Given the tool's complexity (aggregating data across epics and stories), lack of output schema, and annotations hinting at destructive behavior, the description is adequate but incomplete. It explains the return structure well but does not address the destructive implications or potential side effects, leaving gaps for the agent to infer.

Complex tools with many parameters or behaviors need more documentation. Simple tools need less. This dimension scales expectations accordingly.

Parameters4/5

Does the description clarify parameter syntax, constraints, interactions, or defaults beyond what the schema provides?

With 0 parameters and 100% schema description coverage, the baseline is high. The description appropriately does not discuss parameters, focusing instead on the tool's purpose and output, which adds value without redundancy.

Input schemas describe structure but not intent. Descriptions should explain non-obvious parameter relationships and valid value ranges.

Purpose5/5

Does the description clearly state what the tool does and how it differs from similar tools?

The description clearly states the specific action ('Get a high-level summary') and resource ('all epics and their story counts broken down by status'), distinguishing it from siblings like 'list_stories' or 'get_story' by focusing on aggregated summary data rather than individual items or lists.

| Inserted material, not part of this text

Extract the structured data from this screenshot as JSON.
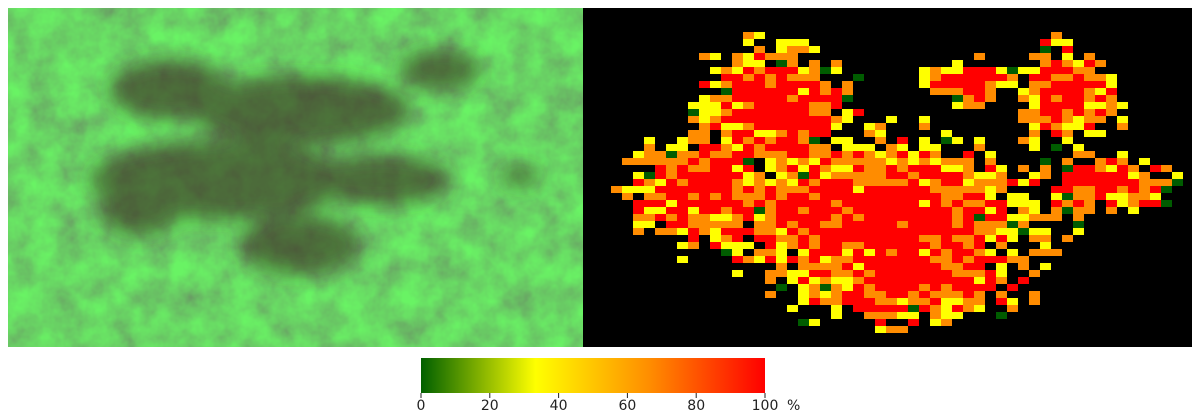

Agents choose between tools based on descriptions. A clear purpose with a specific verb and resource helps agents select the right tool.

Usage Guidelines4/5

Does the description explain when to use this tool, when not to, or what alternatives exist?

It provides clear context for when to use this tool ('Useful for situational awareness at the start of a session, without reading every file'), but does not explicitly mention when not to use it or name specific alternatives among the sibling tools, such as 'list_stories' for more detailed information.

Agents often have multiple tools that could apply. Explicit usage guidance like "use X instead of Y when Z" prevents misuse.